No Sumário Executivo (OCDE, 2010, p. 12) destaca-se, logo no início, que “[...] as
práticas de gestão de recursos humanos no governo federal tendem a concentrar-se
mais no controle do cumprimento das regras e normas básicas, com pouco espaço
para a gestão estratégica baseada em competências e desempenho”. Outros pontos
que gostaríamos de destacar são os seguintes:
No parágrafo da manchete Planejamento estratégico da força de trabalho deve ser
uma prioridade (OCDE, 2010, p. 12), os técnicos recomendam que
Governo deve também aumentar seus esforços na procura sistemática de eficiência na gestão da força de trabalho em termos de números e competências, possivelmente por meio de revisões de políticas em geral. Flexibilidade na gestão da capacidade do governo também poderia ser desenvolvida ao aumentar a mobilidade de pessoal por meio de uma profunda reforma do sistema de carreiras e pelo desenvolvimento de um sistema mais transparente e prioritário de terceirização [...].
No parágrafo da manchete Remuneração de servidores deve ser racionalizada
(OCDE, 2010, p. 12), os técnicos recomendam que
[...] apesar das melhorias significativas recentes na avaliação de desempenho de pessoal, os prêmios de desempenho passaram a fazer parte do salário regular da maioria do pessoal, perdendo o seu significado original de recompensa ao desempenho excepcional. [...] Não há a necessidade de continuar a implantar os bônus por desempenho no nível atual nas administrações onde eles não têm funcionado corretamente, dado
20
que a implantação correta exigiria investimentos de gestão importantes com resultados incertos. Embora o sistema de aposentadorias já tenha sido reformado, também irá precisar de ajustes no futuro para garantir a sua viabilidade financeira [...].
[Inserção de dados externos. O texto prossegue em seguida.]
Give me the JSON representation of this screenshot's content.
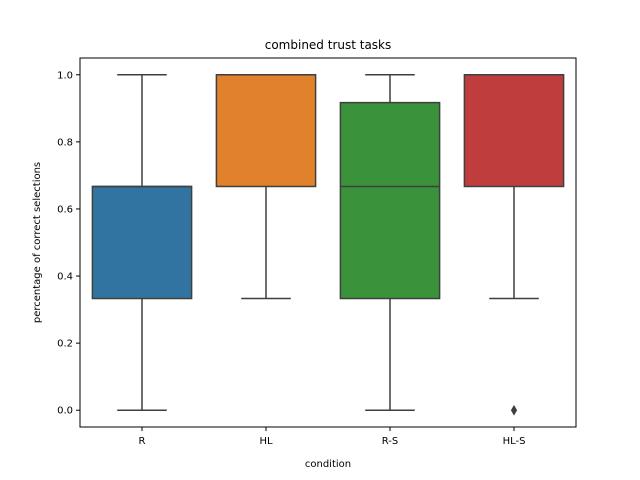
{
  "chart_data": {
    "type": "box",
    "title": "combined trust tasks",
    "xlabel": "condition",
    "ylabel": "percentage of correct selections",
    "ylim": [
      -0.05,
      1.05
    ],
    "yticks": [
      "0.0",
      "0.2",
      "0.4",
      "0.6",
      "0.8",
      "1.0"
    ],
    "grid": false,
    "categories": [
      "R",
      "HL",
      "R-S",
      "HL-S"
    ],
    "boxes": [
      {
        "category": "R",
        "whisker_low": 0.0,
        "q1": 0.333,
        "median": 0.667,
        "q3": 0.667,
        "whisker_high": 1.0,
        "outliers": [],
        "color": "#3274a1"
      },
      {
        "category": "HL",
        "whisker_low": 0.333,
        "q1": 0.667,
        "median": 1.0,
        "q3": 1.0,
        "whisker_high": 1.0,
        "outliers": [],
        "color": "#e1812c"
      },
      {
        "category": "R-S",
        "whisker_low": 0.0,
        "q1": 0.333,
        "median": 0.667,
        "q3": 0.917,
        "whisker_high": 1.0,
        "outliers": [],
        "color": "#3a923a"
      },
      {
        "category": "HL-S",
        "whisker_low": 0.333,
        "q1": 0.667,
        "median": 1.0,
        "q3": 1.0,
        "whisker_high": 1.0,
        "outliers": [
          0.0
        ],
        "color": "#c03d3e"
      }
    ],
    "line_color": "#3f3f3f"
  }
}
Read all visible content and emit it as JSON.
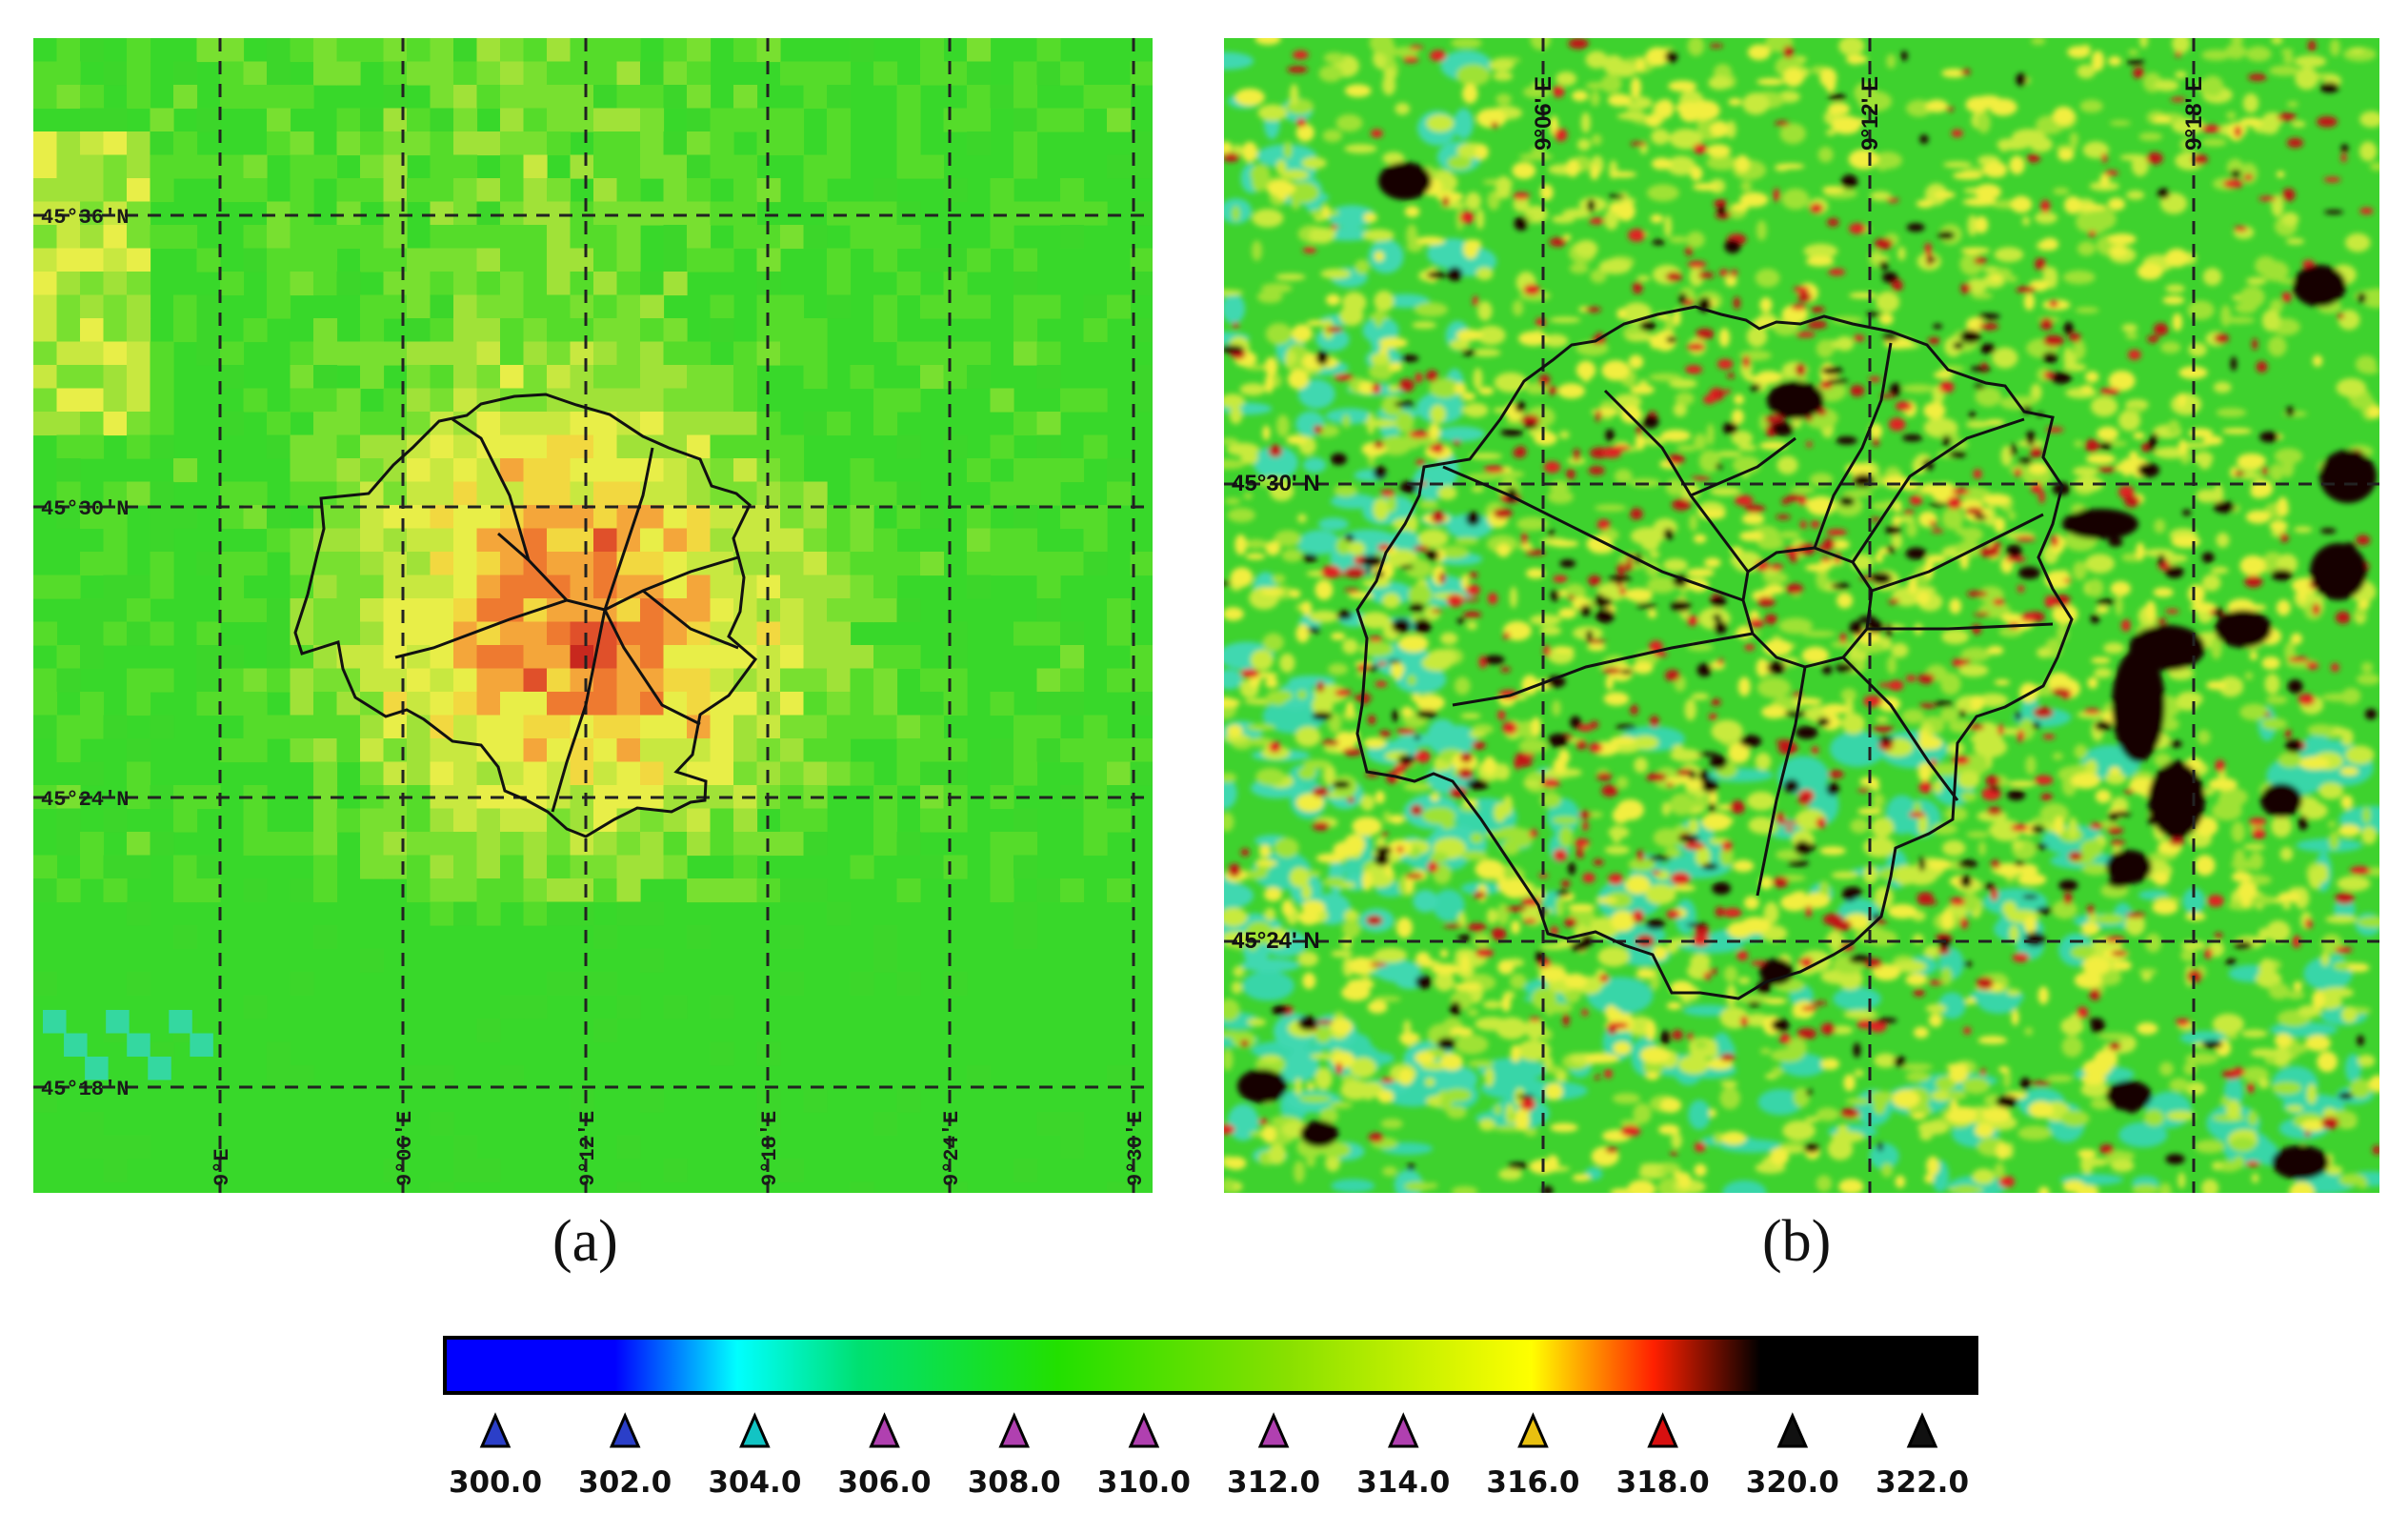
{
  "panels": {
    "a": {
      "caption": "(a)",
      "lat_labels": [
        "45°36'N",
        "45°30'N",
        "45°24'N",
        "45°18'N"
      ],
      "lon_labels": [
        "9°E",
        "9°06'E",
        "9°12'E",
        "9°18'E",
        "9°24'E",
        "9°30'E"
      ]
    },
    "b": {
      "caption": "(b)",
      "lat_labels": [
        "45°30' N",
        "45°24' N"
      ],
      "lon_labels": [
        "9°06' E",
        "9°12' E",
        "9°18' E"
      ]
    }
  },
  "colorbar": {
    "tick_labels": [
      "300.0",
      "302.0",
      "304.0",
      "306.0",
      "308.0",
      "310.0",
      "312.0",
      "314.0",
      "316.0",
      "318.0",
      "320.0",
      "322.0"
    ],
    "marker_colors": [
      "#2b3fc8",
      "#2b3fc8",
      "#12c4c4",
      "#b040b0",
      "#b040b0",
      "#b040b0",
      "#b040b0",
      "#b040b0",
      "#e8c010",
      "#d81010",
      "#111111",
      "#111111"
    ],
    "gradient_colors": [
      "#0000ff",
      "#0000ff",
      "#00ffff",
      "#00e070",
      "#22e000",
      "#88e000",
      "#ffff00",
      "#ff2000",
      "#000000",
      "#000000"
    ]
  }
}
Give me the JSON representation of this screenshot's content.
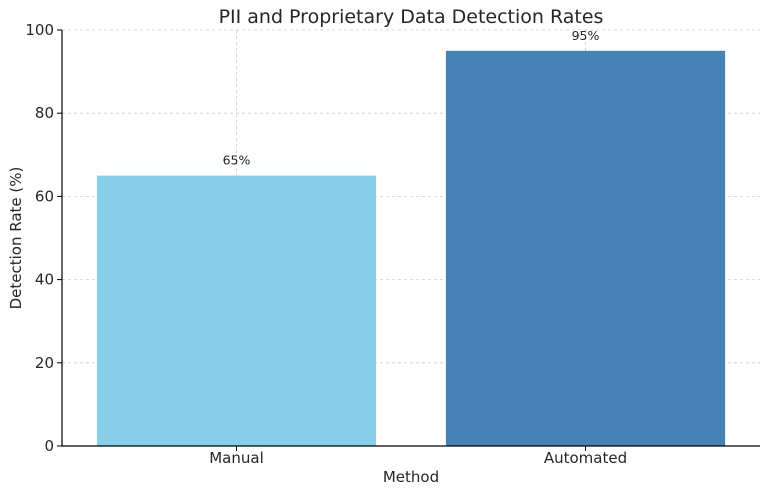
{
  "chart_data": {
    "type": "bar",
    "title": "PII and Proprietary Data Detection Rates",
    "xlabel": "Method",
    "ylabel": "Detection Rate (%)",
    "categories": [
      "Manual",
      "Automated"
    ],
    "values": [
      65,
      95
    ],
    "data_labels": [
      "65%",
      "95%"
    ],
    "colors": [
      "#87ceeb",
      "#4682b4"
    ],
    "ylim": [
      0,
      100
    ],
    "yticks": [
      0,
      20,
      40,
      60,
      80,
      100
    ],
    "grid": true,
    "legend": "none"
  }
}
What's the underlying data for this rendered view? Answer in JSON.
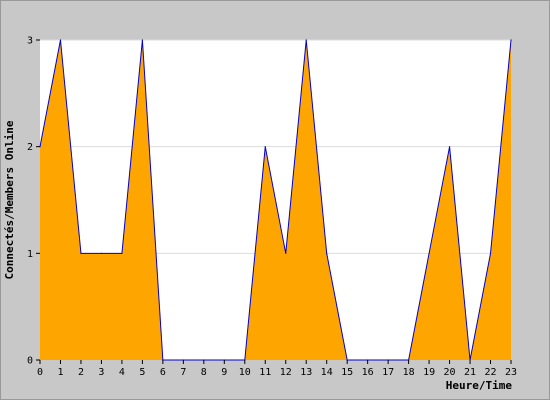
{
  "chart_data": {
    "type": "area",
    "title": "",
    "xlabel": "Heure/Time",
    "ylabel": "Connectés/Members Online",
    "x": [
      0,
      1,
      2,
      3,
      4,
      5,
      6,
      7,
      8,
      9,
      10,
      11,
      12,
      13,
      14,
      15,
      16,
      17,
      18,
      19,
      20,
      21,
      22,
      23
    ],
    "x_tick_labels": [
      "0",
      "1",
      "2",
      "3",
      "4",
      "5",
      "6",
      "7",
      "8",
      "9",
      "10",
      "11",
      "12",
      "13",
      "14",
      "15",
      "16",
      "17",
      "18",
      "19",
      "20",
      "21",
      "22",
      "23"
    ],
    "series": [
      {
        "values": [
          2,
          3,
          1,
          1,
          1,
          3,
          0,
          0,
          0,
          0,
          0,
          2,
          1,
          3,
          1,
          0,
          0,
          0,
          0,
          1,
          2,
          0,
          1,
          3
        ]
      }
    ],
    "xlim": [
      0,
      23
    ],
    "ylim": [
      0,
      3
    ],
    "y_ticks": [
      0,
      1,
      2,
      3
    ],
    "y_tick_labels": [
      "0",
      "1",
      "2",
      "3"
    ],
    "grid": true,
    "legend": "none",
    "colors": {
      "fill": "#ffa500",
      "line": "#0000cc",
      "plot_background": "#ffffff",
      "frame_background": "#c8c8c8",
      "grid": "#dddddd"
    }
  }
}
No parágrafo da manchete Melhorias na gestão da capacidade de pessoal exigem
profundas alterações na carreira [...] (OCDE, 2010, p. 13), os técnicos recomendam
que
Servidores entram no serviço público por meio de uma seleção competitiva para uma carreira específica, muitas vezes estreita, e não podem mudar para outra carreira sem passar por outro concurso público. As oportunidades de carreira horizontal e vertical no Brasil são limitadas e os requisitos de desempenho são mínimos para o pessoal obter promoções nas carreiras. [...] Nesse contexto, a progressão na carreira deveria ser organizada em torno de aquisição de competência e desempenho [...].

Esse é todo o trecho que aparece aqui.